THE SURPRISING MAISON MARGIELA ARTISANAL 24 collection BY JOHN GALLIANO

IT:

A chiudere la fashion week parigina ci ha pensato John Galliano, con la collezione Artisanal primavera estate 2024 di Maison Martin Margiela.
Dettagli unici e inconfondibili di un genio creativo, una combinazione fra vedo e non vedo, filtri e tessuti trompe l’oeil poi acquarellati con una voilette di tulle stampato.

Le modelle sembravano sfilare traballanti nel passo, come bambole su un filo sospeso, una un’opera emotiva coinvolgente, come la proiezione del film di Yorgos Lanthimos era terminata appena qualche minuto prima. Una sfilata oscura ed espressionista, piena di riferimenti alla Belle Epoque e a al fotografo Brassaï, al ventre della capitale francese e al pittore franco-olandese Kees Van Dongen, i cui capi sartoriali indagano il corpo e le sue forme.
Una collezione pittorica che mescola tecniche vecchie e nuove, con una palette notturna. A chiudere la sfilata Gwendoline Christie. In passerella anche Lucky Love.

Le sue creature si muovevano nell’oscurità, ingenue e fragili, oggetto del desiderio con fili di perle nascosti nelle calze, come Bella Baxter, interpretata da Emma Stone.
Volumi esagerati, veli trasparenti quasi nudi, per scoprire una sessualità consapevole.
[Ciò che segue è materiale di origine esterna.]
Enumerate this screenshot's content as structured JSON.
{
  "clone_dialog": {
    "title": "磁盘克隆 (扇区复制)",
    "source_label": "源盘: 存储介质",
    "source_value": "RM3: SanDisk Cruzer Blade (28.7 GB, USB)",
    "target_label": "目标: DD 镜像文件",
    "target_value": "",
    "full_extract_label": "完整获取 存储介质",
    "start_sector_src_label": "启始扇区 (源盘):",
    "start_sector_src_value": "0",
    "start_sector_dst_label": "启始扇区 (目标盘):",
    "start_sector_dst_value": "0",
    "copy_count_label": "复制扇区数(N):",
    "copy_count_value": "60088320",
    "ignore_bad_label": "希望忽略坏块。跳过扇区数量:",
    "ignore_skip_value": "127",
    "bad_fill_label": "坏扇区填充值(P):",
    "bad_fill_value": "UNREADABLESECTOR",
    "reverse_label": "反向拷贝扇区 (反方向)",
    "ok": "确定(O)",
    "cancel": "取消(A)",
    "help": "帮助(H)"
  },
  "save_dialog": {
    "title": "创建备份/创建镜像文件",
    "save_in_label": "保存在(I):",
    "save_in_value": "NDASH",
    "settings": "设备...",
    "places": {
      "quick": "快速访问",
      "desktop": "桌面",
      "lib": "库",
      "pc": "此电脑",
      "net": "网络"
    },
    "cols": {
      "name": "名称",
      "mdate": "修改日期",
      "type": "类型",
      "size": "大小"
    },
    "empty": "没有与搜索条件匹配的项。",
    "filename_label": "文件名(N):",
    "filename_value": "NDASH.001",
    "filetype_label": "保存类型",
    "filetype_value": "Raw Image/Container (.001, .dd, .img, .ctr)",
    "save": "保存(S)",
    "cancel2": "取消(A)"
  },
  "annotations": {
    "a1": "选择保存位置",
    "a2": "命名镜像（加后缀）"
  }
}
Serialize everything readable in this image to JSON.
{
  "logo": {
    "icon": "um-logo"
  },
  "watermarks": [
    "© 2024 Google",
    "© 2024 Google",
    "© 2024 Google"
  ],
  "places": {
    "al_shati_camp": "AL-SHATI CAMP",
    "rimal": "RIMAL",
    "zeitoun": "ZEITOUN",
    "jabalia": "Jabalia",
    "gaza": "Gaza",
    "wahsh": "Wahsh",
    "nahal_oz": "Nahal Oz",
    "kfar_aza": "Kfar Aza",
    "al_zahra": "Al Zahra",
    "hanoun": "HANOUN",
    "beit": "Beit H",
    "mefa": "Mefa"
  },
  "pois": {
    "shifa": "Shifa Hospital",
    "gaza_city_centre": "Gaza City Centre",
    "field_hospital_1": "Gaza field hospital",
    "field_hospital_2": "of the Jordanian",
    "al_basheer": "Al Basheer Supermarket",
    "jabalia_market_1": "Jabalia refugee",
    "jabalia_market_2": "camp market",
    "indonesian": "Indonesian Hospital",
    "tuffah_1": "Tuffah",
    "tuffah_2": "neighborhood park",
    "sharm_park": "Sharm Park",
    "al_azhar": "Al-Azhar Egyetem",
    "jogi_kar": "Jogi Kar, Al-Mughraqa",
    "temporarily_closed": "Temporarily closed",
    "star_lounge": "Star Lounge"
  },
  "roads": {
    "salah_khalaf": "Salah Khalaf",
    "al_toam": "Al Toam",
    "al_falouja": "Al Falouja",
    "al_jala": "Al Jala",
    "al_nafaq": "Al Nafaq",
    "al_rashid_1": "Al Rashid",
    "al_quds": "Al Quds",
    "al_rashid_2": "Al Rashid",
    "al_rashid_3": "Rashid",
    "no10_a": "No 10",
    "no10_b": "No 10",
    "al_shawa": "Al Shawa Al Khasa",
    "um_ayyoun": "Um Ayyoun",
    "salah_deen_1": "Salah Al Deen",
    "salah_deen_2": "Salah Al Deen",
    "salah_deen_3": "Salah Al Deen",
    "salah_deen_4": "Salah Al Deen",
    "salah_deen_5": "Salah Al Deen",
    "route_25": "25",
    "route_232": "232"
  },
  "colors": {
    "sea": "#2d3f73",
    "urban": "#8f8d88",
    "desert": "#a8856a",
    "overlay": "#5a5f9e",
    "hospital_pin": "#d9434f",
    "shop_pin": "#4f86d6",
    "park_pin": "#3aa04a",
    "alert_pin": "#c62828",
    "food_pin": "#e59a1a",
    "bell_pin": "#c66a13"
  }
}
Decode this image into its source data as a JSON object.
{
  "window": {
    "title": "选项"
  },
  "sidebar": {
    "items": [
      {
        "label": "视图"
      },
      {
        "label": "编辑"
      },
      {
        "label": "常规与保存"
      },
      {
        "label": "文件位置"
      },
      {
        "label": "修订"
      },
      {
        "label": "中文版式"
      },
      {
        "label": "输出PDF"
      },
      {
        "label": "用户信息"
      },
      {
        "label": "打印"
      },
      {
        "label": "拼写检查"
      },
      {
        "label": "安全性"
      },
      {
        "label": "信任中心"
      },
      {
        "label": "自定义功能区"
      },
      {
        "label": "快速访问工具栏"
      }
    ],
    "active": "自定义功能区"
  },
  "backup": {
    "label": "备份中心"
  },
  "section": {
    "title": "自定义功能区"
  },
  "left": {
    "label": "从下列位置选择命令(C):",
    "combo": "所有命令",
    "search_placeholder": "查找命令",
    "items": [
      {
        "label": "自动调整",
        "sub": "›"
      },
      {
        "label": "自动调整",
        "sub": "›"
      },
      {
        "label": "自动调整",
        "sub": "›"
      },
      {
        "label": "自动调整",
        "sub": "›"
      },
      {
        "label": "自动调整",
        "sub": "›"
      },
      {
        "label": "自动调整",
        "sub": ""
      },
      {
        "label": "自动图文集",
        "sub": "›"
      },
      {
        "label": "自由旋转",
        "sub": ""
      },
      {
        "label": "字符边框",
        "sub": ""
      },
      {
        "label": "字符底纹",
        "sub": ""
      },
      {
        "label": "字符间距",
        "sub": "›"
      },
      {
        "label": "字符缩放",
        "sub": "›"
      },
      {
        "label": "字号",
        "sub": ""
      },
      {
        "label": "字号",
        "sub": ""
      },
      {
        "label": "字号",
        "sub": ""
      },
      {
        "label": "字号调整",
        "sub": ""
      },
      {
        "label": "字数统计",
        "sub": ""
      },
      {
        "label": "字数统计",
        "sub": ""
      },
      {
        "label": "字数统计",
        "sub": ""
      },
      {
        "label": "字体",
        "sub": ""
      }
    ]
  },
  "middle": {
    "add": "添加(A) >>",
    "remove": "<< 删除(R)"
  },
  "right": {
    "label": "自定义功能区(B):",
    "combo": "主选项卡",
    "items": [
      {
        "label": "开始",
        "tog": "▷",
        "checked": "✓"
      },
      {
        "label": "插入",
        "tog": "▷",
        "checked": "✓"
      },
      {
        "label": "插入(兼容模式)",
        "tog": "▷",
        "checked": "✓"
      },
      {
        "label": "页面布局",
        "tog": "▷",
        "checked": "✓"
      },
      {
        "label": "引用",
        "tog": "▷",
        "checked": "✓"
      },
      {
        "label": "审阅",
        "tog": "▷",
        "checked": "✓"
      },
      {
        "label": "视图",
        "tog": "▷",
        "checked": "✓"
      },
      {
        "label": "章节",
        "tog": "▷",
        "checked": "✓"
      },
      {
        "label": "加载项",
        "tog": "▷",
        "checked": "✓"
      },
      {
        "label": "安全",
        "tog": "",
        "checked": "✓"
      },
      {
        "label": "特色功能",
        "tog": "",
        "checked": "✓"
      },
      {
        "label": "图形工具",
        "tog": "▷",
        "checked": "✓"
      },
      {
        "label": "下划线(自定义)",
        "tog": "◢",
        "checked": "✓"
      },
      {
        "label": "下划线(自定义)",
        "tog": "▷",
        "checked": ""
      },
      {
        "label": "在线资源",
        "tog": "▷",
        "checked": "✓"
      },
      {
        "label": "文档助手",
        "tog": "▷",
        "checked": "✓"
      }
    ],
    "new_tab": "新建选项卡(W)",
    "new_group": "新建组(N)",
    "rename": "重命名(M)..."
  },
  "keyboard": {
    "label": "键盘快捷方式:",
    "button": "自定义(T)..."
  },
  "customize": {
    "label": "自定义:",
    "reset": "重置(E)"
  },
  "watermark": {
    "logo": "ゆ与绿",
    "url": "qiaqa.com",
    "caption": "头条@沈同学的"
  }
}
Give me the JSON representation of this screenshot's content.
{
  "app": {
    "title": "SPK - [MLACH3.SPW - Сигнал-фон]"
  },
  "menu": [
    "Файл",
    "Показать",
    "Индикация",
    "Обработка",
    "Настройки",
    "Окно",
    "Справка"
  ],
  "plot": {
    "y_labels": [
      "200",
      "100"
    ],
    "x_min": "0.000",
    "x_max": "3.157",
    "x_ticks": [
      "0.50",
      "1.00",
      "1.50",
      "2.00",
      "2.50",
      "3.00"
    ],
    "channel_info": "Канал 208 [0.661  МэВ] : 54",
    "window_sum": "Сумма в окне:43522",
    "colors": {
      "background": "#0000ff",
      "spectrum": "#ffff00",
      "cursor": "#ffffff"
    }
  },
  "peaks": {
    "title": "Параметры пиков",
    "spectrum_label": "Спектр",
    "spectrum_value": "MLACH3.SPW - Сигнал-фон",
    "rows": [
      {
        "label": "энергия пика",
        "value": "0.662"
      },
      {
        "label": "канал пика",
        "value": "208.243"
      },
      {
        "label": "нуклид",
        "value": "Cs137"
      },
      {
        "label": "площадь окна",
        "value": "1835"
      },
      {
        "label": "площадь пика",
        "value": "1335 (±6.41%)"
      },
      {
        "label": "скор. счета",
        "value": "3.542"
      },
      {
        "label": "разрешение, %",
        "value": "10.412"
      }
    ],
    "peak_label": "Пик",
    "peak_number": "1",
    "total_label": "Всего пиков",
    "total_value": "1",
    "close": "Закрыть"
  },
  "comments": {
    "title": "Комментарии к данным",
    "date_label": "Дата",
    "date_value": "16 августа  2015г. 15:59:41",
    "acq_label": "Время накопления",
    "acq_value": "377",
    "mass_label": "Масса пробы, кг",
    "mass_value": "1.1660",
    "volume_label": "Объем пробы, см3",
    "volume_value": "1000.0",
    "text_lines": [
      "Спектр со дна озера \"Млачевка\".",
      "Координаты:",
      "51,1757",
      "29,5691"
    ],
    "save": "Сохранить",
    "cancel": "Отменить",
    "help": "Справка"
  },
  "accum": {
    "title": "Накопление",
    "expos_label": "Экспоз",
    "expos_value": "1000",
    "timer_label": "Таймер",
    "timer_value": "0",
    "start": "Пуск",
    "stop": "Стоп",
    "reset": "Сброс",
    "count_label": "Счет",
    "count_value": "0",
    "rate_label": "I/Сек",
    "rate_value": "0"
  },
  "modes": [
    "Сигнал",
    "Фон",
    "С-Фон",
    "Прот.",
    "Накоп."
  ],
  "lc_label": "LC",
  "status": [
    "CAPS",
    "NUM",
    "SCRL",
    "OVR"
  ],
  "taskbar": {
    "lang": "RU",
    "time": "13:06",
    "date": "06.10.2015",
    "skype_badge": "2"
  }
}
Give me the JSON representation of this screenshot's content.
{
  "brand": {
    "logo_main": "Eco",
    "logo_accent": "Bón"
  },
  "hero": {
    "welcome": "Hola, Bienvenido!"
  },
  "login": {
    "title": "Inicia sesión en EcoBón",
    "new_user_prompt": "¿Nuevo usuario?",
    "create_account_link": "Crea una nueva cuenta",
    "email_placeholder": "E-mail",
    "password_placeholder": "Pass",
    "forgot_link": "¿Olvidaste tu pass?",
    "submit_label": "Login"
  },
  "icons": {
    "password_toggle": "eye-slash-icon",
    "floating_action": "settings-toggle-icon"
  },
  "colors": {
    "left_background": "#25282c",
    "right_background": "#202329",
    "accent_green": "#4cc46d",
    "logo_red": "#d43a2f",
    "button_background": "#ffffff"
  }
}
Drappeggi, rose con la tecnica dell’Aquarelling.

Rigido e statico il Rétrécirage che, con una speciale colla, fa restringere il crêpe di lana dopo essere stato bollito così da ottenere volumi specifici, civettuoli o a cuore.

Questa collezione si trasforma in un autentico capolavoro ogni capo è un pezzo unico capace di raccontare una storia, un’esplosione di eleganza, tecnica e genialità.
Sapiente fusione di organza di seta, crine e feltro, stratificati con maestria in crêpe di lana. Tra gli abiti, possiamo apprezzare la leggerezza della mussola con dettagli in georgette, chiffon, velluto e satin.

EN:

The Paris fashion week was closed by John Galliano, with the Artisanalspring summer 2024 collection by Maison Martin Margiela.
Unique and unmistakable details of a creative genius, a combination of see-through and unsee-through, filters and trompe l’oeil fabrics then watercolored with a voilette of printed tulle.

The models seemed to parade shakily in their step, like dolls on a suspended string, an engaging emotional work, just as the screening of Yorgos Lanthimos‘s film had ended just a few minutes earlier. A dark and expressionist parade, full of references to the Belle Epoque and to the photographer Brassaï, to the belly of the French capital and to the Franco-Dutch painterKees Van Dongen em>, whose tailored garments investigate the body and its forms.
A pictorial collection that mixes old and new techniques, with a nocturnal palette. Gwendoline Christie closed the show. Also on the catwalk Lucky Love.

His creatures moved in the darkness, naive and fragile, objects of desire with strings of pearls hidden in their stockings, like Bella Baxter, played by Emma Stone.
Exaggerated volumes, almost naked transparent veils, to discover a conscious sexuality. Drapes, roses with the Aquarelling technique.

Rigid and static is the Rétrécirage which, with a special glue, shrinks the wool crêpe after being boiled so as to obtain specific, flirty or heart-shaped volumes.

This collection transforms into an authentic masterpiece, each garment is a unique piece capable of telling a story, an explosion of elegance, technique and genius.
Skillful fusion of silk organza, horsehair and felt, layered with skill in wool crepe. Among the dresses, we can appreciate the lightness of muslin with details in georgette, chiffon, velvet and satin.